The largest teachers' union, the National Education Association, is clearly against vouchers, as stated on their website:

NEA opposes school vouchers because they divert essential resources from public schools to private and religious schools, while offering no real "choice" for the overwhelming majority of students.

Teachers, parents, and the general public have long opposed private school tuition vouchers — especially when funds for vouchers compete with funds for overall improvements in America's public schools. NEA and its affiliates have been leaders in the fight to improve public schools— and oppose alternatives that divert attention, energy, and resources from efforts to reduce class size, enhance teacher quality, and provide every student with books, computers, and safe and orderly schools.[7][8]

Many groups oppose vouchers on the basis of the separation of church and state, the so-called Establishment clause of the First Amendment, since most of the private schools serving underprivileged children are parochial schools. The Supreme Court of the United States has held repeatedly, and most recently in the 2002, Zelman v Simmons-Harris decision, that this is not the case. That case upheld the constitutionality of the Ohio state voucher system, even though over 90% of the financial aid went to parents with students in religious--as opposed to non-sectarian private--schools. Chief Justice Rehnquist in writing for the majority emphasized that the program was neutral with respect to religion, and therefore was "not readily subject to challenge under the Establishment Clause." Those opposed claimed that the voucher provisions were "skewed toward benefitting religious schools" and "risked creating a form of religiously based conflict harmful to the Nation's social fabric."[9]

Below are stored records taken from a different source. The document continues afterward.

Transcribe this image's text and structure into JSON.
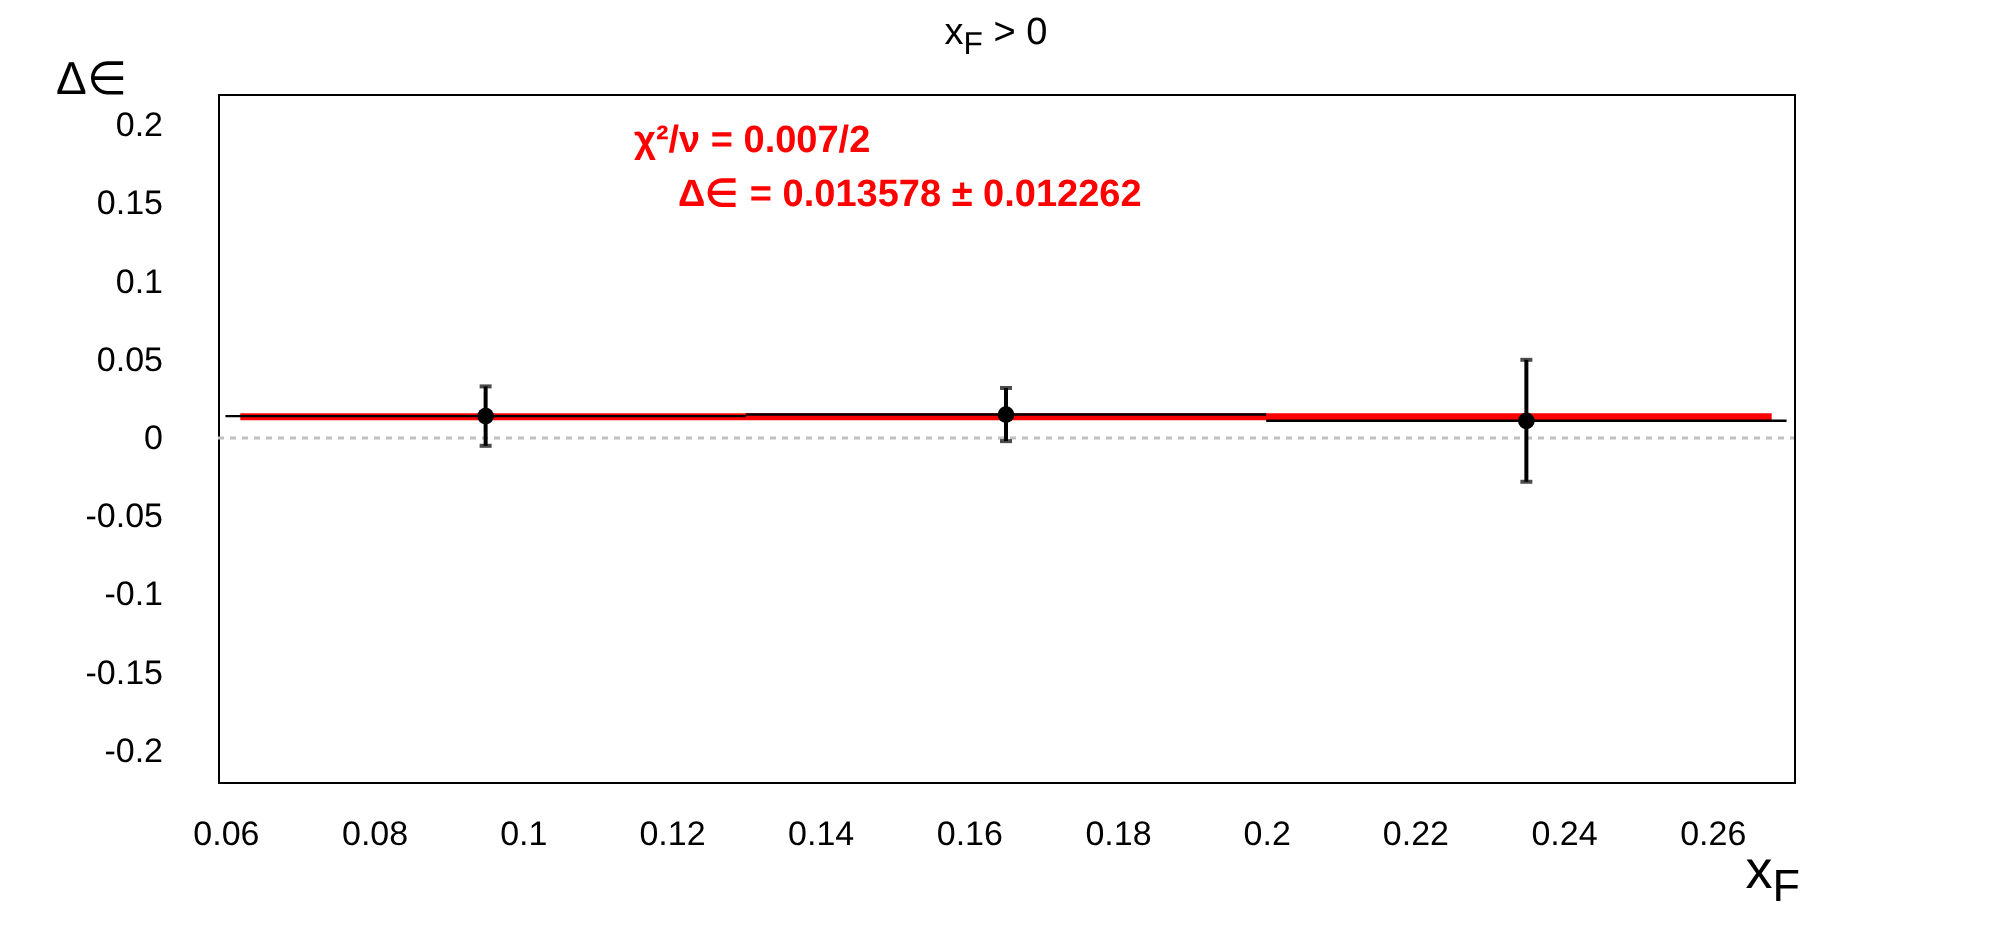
{
  "chart_data": {
    "type": "scatter",
    "title": "x$_{F}$ > 0",
    "xlabel": "x$_{F}$",
    "ylabel": "Δ∈",
    "annotations": [
      "χ²/ν = 0.007/2",
      "Δ∈ = 0.013578 ± 0.012262"
    ],
    "x": [
      0.095,
      0.165,
      0.235
    ],
    "series": [
      {
        "color": "#000000",
        "marker": "circle",
        "values": [
          0.014,
          0.015,
          0.011
        ],
        "errors": [
          0.019,
          0.017,
          0.039
        ],
        "xerrors": [
          0.035,
          0.035,
          0.035
        ]
      },
      {
        "type": "line",
        "color": "#ff0000",
        "x": [
          0.062,
          0.268
        ],
        "values": [
          0.013578,
          0.013578
        ]
      }
    ],
    "ref_lines": [
      {
        "axis": "y",
        "value": 0,
        "color": "#c0c0c0",
        "line_style": "dotted"
      }
    ],
    "xlim": [
      0.059,
      0.271
    ],
    "xticks": [
      0.06,
      0.08,
      0.1,
      0.12,
      0.14,
      0.16,
      0.18,
      0.2,
      0.22,
      0.24,
      0.26
    ],
    "ylim": [
      -0.22,
      0.22
    ],
    "yticks": [
      -0.2,
      -0.15,
      -0.1,
      -0.05,
      0,
      0.05,
      0.1,
      0.15,
      0.2
    ],
    "grid": false
  }
}
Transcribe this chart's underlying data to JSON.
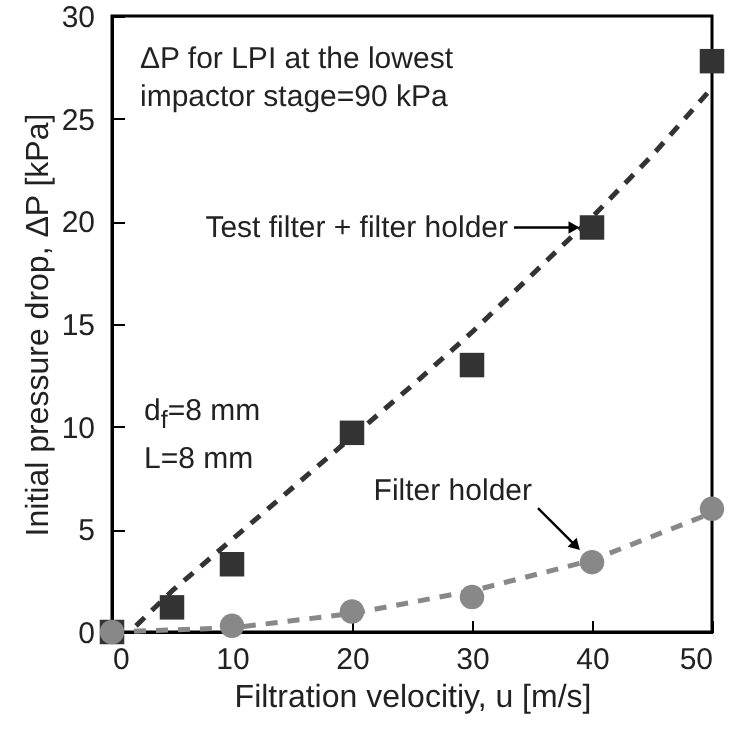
{
  "chart_data": {
    "type": "scatter",
    "xlabel": "Filtration velocitiy, u [m/s]",
    "ylabel": "Initial pressure drop, ΔP [kPa]",
    "xlim": [
      0,
      50
    ],
    "xticks": [
      0,
      10,
      20,
      30,
      40,
      50
    ],
    "ylim": [
      0,
      30
    ],
    "yticks": [
      0,
      5,
      10,
      15,
      20,
      25,
      30
    ],
    "grid": false,
    "series": [
      {
        "marker": "square",
        "color": "#333333",
        "x": [
          0,
          5,
          10,
          20,
          30,
          40,
          50
        ],
        "values": [
          0,
          1.2,
          3.3,
          9.7,
          13,
          19.7,
          27.8
        ]
      },
      {
        "marker": "circle",
        "color": "#888888",
        "x": [
          0,
          10,
          20,
          30,
          40,
          50
        ],
        "values": [
          0,
          0.3,
          1.0,
          1.7,
          3.4,
          6.0
        ]
      },
      {
        "type": "line",
        "marker": "none",
        "line_style": "dashed",
        "color": "#333333",
        "x": [
          2,
          5,
          10,
          15,
          20,
          25,
          30,
          35,
          40,
          45,
          50
        ],
        "values": [
          0.3,
          2.0,
          4.5,
          7.0,
          9.5,
          12.0,
          14.6,
          17.4,
          20.2,
          23.2,
          26.5
        ]
      },
      {
        "type": "line",
        "marker": "none",
        "line_style": "dashed",
        "color": "#888888",
        "x": [
          0,
          10,
          20,
          30,
          40,
          50
        ],
        "values": [
          0,
          0.2,
          0.9,
          2.0,
          3.5,
          5.8
        ]
      }
    ],
    "annotations": [
      "ΔP for LPI at the lowest impactor stage=90 kPa",
      "d$_{f}$=8 mm\nL=8 mm",
      {
        "text": "Test filter + filter holder",
        "x": 40,
        "y": 19.7
      },
      {
        "text": "Filter holder",
        "x": 40,
        "y": 3.4
      }
    ]
  }
}
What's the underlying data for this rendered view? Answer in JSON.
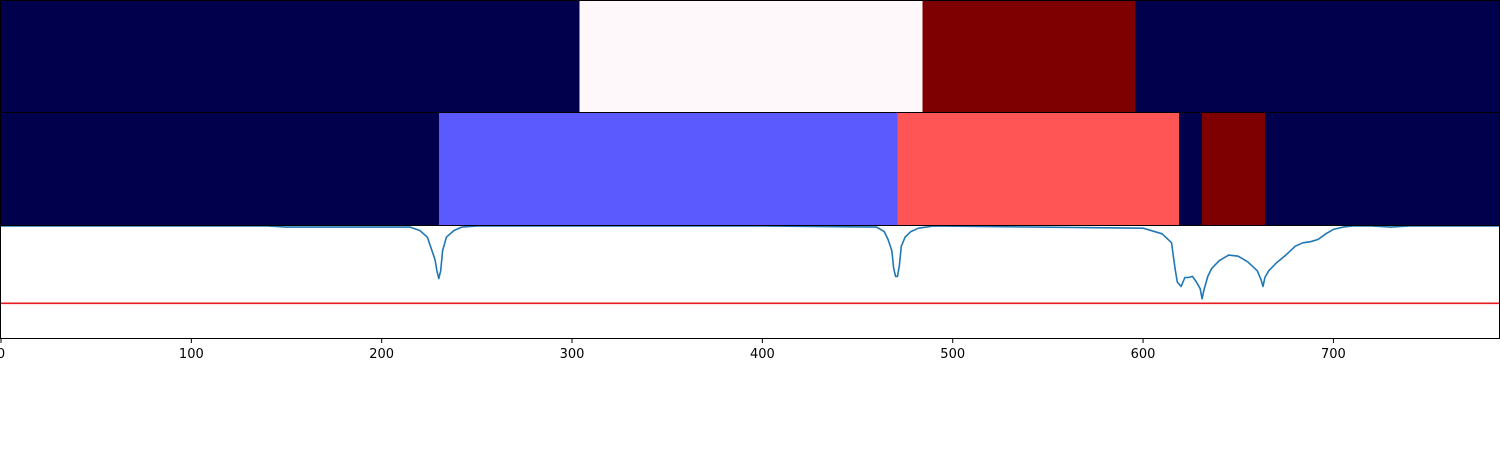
{
  "chart_data": {
    "type": "heatmap",
    "xlim": [
      0,
      787
    ],
    "x_ticks": [
      "0",
      "100",
      "200",
      "300",
      "400",
      "500",
      "600",
      "700"
    ],
    "x_tick_values": [
      0,
      100,
      200,
      300,
      400,
      500,
      600,
      700
    ],
    "colormap": "seismic",
    "colors": {
      "dark_blue": "#00004c",
      "blue": "#5a5aff",
      "white": "#fff8fa",
      "red": "#ff5555",
      "dark_red": "#7f0000",
      "line": "#1f77b4",
      "threshold": "#e41a1c"
    },
    "rows": [
      {
        "segments": [
          {
            "start": 0,
            "end": 304,
            "color": "dark_blue"
          },
          {
            "start": 304,
            "end": 484,
            "color": "white"
          },
          {
            "start": 484,
            "end": 596,
            "color": "dark_red"
          },
          {
            "start": 596,
            "end": 787,
            "color": "dark_blue"
          }
        ]
      },
      {
        "segments": [
          {
            "start": 0,
            "end": 230,
            "color": "dark_blue"
          },
          {
            "start": 230,
            "end": 471,
            "color": "blue"
          },
          {
            "start": 471,
            "end": 619,
            "color": "red"
          },
          {
            "start": 619,
            "end": 631,
            "color": "dark_blue"
          },
          {
            "start": 631,
            "end": 664,
            "color": "dark_red"
          },
          {
            "start": 664,
            "end": 787,
            "color": "dark_blue"
          }
        ]
      }
    ],
    "line_panel": {
      "ylim": [
        0,
        1
      ],
      "threshold": 0.31,
      "series": {
        "x": [
          0,
          140,
          150,
          215,
          220,
          224,
          226,
          228,
          229,
          230,
          231,
          232,
          234,
          238,
          242,
          250,
          400,
          460,
          464,
          466,
          468,
          469,
          470,
          471,
          472,
          473,
          475,
          478,
          482,
          490,
          600,
          610,
          615,
          616,
          617,
          618,
          620,
          622,
          624,
          626,
          628,
          630,
          631,
          632,
          634,
          636,
          640,
          645,
          650,
          655,
          660,
          662,
          663,
          664,
          666,
          670,
          675,
          680,
          684,
          688,
          692,
          696,
          700,
          705,
          710,
          720,
          730,
          740,
          787
        ],
        "y": [
          1.0,
          1.0,
          0.99,
          0.99,
          0.96,
          0.9,
          0.8,
          0.7,
          0.6,
          0.53,
          0.6,
          0.78,
          0.9,
          0.96,
          0.99,
          1.0,
          1.0,
          0.99,
          0.95,
          0.88,
          0.78,
          0.62,
          0.55,
          0.55,
          0.65,
          0.82,
          0.9,
          0.95,
          0.98,
          1.0,
          0.98,
          0.93,
          0.85,
          0.72,
          0.6,
          0.5,
          0.46,
          0.54,
          0.54,
          0.55,
          0.5,
          0.44,
          0.35,
          0.43,
          0.55,
          0.62,
          0.69,
          0.74,
          0.73,
          0.68,
          0.6,
          0.52,
          0.46,
          0.54,
          0.6,
          0.67,
          0.74,
          0.82,
          0.85,
          0.86,
          0.88,
          0.93,
          0.97,
          0.99,
          1.0,
          1.0,
          0.99,
          1.0,
          1.0
        ]
      }
    }
  }
}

Some states have education articles in their constitutions that explicitly restrict all educational expenditures for public schools. As many as 37 states, for example, have so-called "Blaine amendments" in their constitutions which present a legal hurdle for supporters and a more robust legal case for those opposed to using state funds for poor children to attend religious schools. Blaine amendments prohibit the use of state funds at “sectarian” schools, and arose out of the anti-immigrant, anti-Catholic views of the second half of the 19th century.[10]